Gurbaksh Chahal, 36, appeared for a hearing today in San Francisco Superior Court after losing an appeal with the California Supreme Court in the domestic violence case and Judge Tracie Brown remanded him into custody to serve a one-year jail sentence.

Brown originally sentenced him in 2014 but granted a stay of proceedings, meaning Chahal would not begin to serve his sentence, pending an appeal, which his defense attorney at the time eventually filed on his behalf.

He's been out of custody on $250,000 bail.

Earlier this month, the state Supreme Court declined to review his case and upheld his sentence.

In 2014, Chahal was charged with 45 felony counts and two misdemeanors for an alleged domestic violence incident that took place at his South Beach apartment in 2013. He pleaded guilty to two misdemeanor domestic violence charges and avoided jail time after a video used as evidence during the trial was deemed inadmissible because it was seized without a warrant.

While he was on probation, however, a different victim came forward, alleging Chahal assaulted her at the same South Beach apartment in September 2014. In light of those allegations, prosecutors then moved to revoke Chahal's probation.

In that case, prosecutors said Chahal kicked the female victim 10 to 12 times, angry that she had gotten into an argument with his security guard. Prosecutors also said Chahal took away her cellphone as she tried to call 911 to report the alleged violence before ordering her to leave his apartment.

Chahal, an entrepreneur, founded tech-advertising company RadiumOne and was once interviewed by Oprah on her television show.

Chahal's attorney, Robert Shapiro, was not immediately available for comment.

In a statement, San Francisco District Attorney George Gascon said, "Mr.
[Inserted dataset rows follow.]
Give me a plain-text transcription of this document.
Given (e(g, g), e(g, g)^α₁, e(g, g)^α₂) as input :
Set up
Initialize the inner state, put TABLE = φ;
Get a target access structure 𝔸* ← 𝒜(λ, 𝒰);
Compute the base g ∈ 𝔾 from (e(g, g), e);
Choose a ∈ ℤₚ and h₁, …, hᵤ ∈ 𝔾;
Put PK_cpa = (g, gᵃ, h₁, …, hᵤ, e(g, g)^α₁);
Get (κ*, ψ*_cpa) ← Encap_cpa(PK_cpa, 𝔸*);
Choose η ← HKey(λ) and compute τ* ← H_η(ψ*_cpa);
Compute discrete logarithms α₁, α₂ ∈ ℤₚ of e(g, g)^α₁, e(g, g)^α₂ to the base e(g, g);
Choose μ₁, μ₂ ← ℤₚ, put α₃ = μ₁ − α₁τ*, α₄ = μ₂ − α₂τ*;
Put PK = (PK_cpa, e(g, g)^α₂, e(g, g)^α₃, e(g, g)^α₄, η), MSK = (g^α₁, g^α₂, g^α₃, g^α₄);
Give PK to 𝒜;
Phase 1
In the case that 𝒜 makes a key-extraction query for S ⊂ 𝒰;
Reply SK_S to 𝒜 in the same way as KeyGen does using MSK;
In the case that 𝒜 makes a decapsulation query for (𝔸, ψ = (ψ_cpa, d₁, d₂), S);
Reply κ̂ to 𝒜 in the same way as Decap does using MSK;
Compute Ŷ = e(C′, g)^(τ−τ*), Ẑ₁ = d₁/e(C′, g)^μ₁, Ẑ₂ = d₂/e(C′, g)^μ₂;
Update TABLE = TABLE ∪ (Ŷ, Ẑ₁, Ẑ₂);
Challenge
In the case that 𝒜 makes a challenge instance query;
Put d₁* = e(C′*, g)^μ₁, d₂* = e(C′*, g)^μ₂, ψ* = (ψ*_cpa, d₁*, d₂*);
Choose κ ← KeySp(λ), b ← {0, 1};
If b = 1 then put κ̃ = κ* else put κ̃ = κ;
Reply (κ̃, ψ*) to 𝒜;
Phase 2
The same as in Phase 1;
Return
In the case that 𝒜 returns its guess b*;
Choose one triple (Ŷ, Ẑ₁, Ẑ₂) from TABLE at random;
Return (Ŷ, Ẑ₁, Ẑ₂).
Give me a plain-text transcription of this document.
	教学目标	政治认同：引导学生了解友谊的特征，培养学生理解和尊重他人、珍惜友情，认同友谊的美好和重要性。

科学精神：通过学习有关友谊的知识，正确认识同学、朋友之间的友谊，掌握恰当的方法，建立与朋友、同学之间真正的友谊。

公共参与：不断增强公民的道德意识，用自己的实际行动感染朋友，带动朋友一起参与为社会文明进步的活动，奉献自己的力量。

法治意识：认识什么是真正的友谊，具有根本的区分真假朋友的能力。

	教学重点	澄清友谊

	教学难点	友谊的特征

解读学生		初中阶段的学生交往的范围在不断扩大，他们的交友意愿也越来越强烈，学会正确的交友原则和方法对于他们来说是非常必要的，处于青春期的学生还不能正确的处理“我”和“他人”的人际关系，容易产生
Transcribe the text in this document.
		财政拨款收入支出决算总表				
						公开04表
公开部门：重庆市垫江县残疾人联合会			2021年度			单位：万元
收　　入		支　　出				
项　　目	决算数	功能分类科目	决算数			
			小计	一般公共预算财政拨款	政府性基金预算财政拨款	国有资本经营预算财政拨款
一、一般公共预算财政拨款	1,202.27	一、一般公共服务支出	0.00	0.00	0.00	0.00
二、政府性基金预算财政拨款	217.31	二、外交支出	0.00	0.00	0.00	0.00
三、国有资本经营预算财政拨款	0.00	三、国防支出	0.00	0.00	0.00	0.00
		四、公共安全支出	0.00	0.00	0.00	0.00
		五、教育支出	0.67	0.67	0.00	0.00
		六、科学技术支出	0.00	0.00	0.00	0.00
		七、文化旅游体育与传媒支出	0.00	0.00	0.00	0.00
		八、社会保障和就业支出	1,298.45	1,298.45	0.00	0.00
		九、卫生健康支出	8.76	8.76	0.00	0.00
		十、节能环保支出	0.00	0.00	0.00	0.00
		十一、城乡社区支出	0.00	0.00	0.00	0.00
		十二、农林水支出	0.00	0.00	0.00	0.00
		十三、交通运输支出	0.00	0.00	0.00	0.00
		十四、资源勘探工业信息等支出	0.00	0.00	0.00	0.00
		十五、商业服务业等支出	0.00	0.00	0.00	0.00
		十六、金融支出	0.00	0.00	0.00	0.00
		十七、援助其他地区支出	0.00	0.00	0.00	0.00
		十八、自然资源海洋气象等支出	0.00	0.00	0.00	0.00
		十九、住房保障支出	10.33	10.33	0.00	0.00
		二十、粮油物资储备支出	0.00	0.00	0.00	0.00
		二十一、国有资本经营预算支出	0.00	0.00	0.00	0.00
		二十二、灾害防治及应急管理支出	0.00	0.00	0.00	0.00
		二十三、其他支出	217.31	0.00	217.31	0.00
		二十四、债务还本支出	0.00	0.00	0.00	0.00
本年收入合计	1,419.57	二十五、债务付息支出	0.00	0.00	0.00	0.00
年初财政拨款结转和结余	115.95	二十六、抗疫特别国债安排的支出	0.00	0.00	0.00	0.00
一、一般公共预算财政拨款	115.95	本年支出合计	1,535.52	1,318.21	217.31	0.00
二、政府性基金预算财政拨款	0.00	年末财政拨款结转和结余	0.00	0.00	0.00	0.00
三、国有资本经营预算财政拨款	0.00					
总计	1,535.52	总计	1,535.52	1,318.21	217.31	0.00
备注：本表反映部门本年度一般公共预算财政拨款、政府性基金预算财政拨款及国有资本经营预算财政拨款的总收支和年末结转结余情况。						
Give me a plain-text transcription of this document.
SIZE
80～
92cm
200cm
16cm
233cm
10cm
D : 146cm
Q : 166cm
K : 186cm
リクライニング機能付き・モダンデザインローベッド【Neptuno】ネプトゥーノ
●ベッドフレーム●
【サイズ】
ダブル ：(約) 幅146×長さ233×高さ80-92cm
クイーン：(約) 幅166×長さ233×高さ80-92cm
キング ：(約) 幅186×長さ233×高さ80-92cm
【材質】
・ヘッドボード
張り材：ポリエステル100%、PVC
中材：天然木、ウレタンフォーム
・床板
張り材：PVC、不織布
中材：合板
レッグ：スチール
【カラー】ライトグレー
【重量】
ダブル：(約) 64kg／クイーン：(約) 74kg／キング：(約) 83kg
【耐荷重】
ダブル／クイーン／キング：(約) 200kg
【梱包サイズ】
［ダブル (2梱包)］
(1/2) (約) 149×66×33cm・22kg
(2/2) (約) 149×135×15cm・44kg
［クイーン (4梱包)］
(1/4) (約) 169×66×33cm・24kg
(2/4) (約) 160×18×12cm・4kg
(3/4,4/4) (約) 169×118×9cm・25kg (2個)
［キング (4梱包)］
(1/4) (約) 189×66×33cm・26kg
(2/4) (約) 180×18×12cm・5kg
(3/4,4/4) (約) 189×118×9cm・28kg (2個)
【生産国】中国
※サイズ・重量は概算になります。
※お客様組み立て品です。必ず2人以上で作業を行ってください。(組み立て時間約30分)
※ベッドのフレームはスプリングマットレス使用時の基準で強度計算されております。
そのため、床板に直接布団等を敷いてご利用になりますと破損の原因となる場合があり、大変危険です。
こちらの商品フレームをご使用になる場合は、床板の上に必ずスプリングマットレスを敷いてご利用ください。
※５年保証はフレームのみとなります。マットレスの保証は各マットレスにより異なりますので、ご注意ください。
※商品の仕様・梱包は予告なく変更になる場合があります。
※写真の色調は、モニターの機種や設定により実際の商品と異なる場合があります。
Chahal sought to escape responsibility for assaulting two women, but today he learned that wealth and privilege will not shield him from consequences. Domestic violence is very serious, and we will always be here to make sure that batterers are held accountable."

Beverly Upton, with the San Francisco Domestic Violence Consortium, said in a statement, "Seeing someone go to jail doesn't give me satisfaction, but Mr. Chahal had been given every opportunity to change his behavior. Perhaps this timeout will provide an opportunity for him to reflect on the impact he had on these women and the broader community."